When they were gone he wiped his eyes and shook his head. "It isn't possible she could change so much. What can ... be done?"
"I think maybe you've got to make her able to live with somebody she despises. She despises Bix Bowie, and always has, but didn't know there was a way to escape. It will take a lot of love, a lot of patience, a lot of motivation to make her ever believe that the Bix Bowie of the real world isn't a total failure. Excuse me, but what else have you got worth doing?"
"It ... it's a second chance?"
"And very damned slim."
"It's the only thing I can do."
So maybe he would and maybe he wouldn't give it the big try. Or it might last only so long. I wondered about that look in his eye. Maybe I'd only imagined it was there. Second try, second rejection. But maybe, just maybe, he might have the guts for the job.
I heard a rooster crow a long way across the silence of the predawn morning in Oaxaca.
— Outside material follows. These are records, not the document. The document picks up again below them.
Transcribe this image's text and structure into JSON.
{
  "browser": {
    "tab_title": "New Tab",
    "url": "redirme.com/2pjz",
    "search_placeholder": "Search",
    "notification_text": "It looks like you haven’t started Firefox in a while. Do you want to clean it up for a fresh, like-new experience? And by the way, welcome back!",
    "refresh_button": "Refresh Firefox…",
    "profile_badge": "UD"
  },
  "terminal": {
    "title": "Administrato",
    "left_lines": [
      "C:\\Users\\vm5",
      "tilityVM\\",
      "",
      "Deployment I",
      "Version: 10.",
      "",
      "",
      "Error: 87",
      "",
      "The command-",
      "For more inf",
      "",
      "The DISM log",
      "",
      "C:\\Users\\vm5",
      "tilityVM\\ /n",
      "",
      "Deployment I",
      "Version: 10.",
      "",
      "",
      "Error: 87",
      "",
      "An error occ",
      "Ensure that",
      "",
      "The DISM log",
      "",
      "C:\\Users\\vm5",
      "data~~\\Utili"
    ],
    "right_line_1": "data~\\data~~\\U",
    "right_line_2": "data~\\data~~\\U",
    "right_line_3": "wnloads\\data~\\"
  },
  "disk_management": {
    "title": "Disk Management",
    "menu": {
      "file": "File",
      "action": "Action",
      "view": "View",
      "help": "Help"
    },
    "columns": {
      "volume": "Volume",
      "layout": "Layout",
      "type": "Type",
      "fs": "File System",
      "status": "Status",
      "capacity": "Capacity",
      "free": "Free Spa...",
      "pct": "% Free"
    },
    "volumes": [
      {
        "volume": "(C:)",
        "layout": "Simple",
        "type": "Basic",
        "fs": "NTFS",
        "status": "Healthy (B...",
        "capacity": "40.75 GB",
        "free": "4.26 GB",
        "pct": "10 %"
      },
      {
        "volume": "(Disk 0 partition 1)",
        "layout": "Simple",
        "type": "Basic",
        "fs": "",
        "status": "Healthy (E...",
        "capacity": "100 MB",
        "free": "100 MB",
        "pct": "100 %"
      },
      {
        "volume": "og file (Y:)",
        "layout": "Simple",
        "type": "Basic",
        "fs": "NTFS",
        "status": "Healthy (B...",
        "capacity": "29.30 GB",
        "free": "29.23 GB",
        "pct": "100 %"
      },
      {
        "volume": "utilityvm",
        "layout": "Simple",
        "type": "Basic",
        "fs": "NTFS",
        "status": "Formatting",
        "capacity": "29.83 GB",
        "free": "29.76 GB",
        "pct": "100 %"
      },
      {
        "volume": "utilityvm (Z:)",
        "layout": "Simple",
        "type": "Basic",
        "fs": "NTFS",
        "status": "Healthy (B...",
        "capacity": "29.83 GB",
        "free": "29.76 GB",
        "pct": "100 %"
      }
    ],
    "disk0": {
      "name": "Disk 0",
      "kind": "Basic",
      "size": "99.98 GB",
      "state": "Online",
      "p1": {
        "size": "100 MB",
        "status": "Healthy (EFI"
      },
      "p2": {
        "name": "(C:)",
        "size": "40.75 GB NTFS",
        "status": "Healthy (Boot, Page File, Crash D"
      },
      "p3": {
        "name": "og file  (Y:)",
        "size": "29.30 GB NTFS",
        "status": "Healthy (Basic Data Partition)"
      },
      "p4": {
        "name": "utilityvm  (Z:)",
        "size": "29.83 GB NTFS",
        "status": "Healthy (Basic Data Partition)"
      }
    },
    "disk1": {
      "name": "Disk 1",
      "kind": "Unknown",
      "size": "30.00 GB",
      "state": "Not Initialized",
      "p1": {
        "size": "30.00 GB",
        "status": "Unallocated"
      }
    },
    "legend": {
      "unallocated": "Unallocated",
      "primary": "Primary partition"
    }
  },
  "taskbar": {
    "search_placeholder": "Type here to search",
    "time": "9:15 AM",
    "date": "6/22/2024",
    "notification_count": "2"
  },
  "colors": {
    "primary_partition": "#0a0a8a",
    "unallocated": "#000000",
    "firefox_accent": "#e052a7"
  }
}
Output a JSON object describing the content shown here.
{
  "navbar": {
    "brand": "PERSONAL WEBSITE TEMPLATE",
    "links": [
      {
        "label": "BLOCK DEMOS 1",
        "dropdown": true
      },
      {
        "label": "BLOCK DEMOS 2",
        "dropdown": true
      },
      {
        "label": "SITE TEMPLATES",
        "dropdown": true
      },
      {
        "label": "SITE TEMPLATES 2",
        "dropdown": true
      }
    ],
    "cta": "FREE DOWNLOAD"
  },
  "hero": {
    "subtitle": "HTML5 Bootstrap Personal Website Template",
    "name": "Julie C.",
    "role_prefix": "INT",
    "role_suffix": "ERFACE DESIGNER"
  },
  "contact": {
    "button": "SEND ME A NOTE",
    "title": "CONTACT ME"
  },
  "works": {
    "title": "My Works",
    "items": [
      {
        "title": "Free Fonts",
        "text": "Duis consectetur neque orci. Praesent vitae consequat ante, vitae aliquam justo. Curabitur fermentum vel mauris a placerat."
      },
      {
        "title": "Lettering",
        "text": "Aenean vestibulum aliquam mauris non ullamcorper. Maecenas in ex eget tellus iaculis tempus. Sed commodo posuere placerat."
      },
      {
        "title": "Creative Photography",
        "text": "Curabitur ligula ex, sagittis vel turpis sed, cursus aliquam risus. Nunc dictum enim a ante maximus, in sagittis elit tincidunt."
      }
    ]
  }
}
Near dawn, and Elena was curled into me, fists against my chest, round knees pressing against my belly. So I kissed the sleeping eye that was nearest and handiest.
She grunted and came but partway up out of sleep, far enough to begin a slow and determined worming and squirming, trying to work the undermost leg under me, under my waist. When I saw what she was trying to do, I made it easier for her. She slid the leg under, and then hooked her calf back against me. She lifted the other leg over me, the drowsy weight of it coming down across my waist. She uncurled her fists and slid her hands around my ribs, one under me, one on top, and flattened her palms against my back.
So then there was the unseen questing, and a guiding touch, and then a snubbed pressure increasing until-celebrated with a little snuff of sudden insuck of air through her nose-we were suddenly, sleekly, deeply coupled. She hitched her self a little higher, changed her position, moved her hands further around me, and made her small warm sound of contentment.
I slid my hands down her back until they reached and cupped the warm, smooth, solid buttocks. And like some familiar, faithful, trusty, loyal little machine, that touch and pressure was enough to start the slow, rhythmic pumping of her hips, rich and sleepy and demanding.
So with gray at the windows, and her mouth turning upward for the kiss, with the slow deep steady beat that would begin to change only when we neared climax, this became the reality, this became the life-moment, this became the avowal, the communion, the immortality. The private rhythm of our need, a small and personal and totally shared thing, was that special thing in the world and in time which changed the Rockos and Evas, the Jerrys and Wallys and Bruceys and Carls, the Bixies and Beckys to scare-masks fashioned of cardboard and spit, empty things which hang on strings from an empty tree, turning in the parching wind that blows across the empty heart.
"Ah," said the tireless, tawny, loving engine. Bless all the sisters, wherever they are.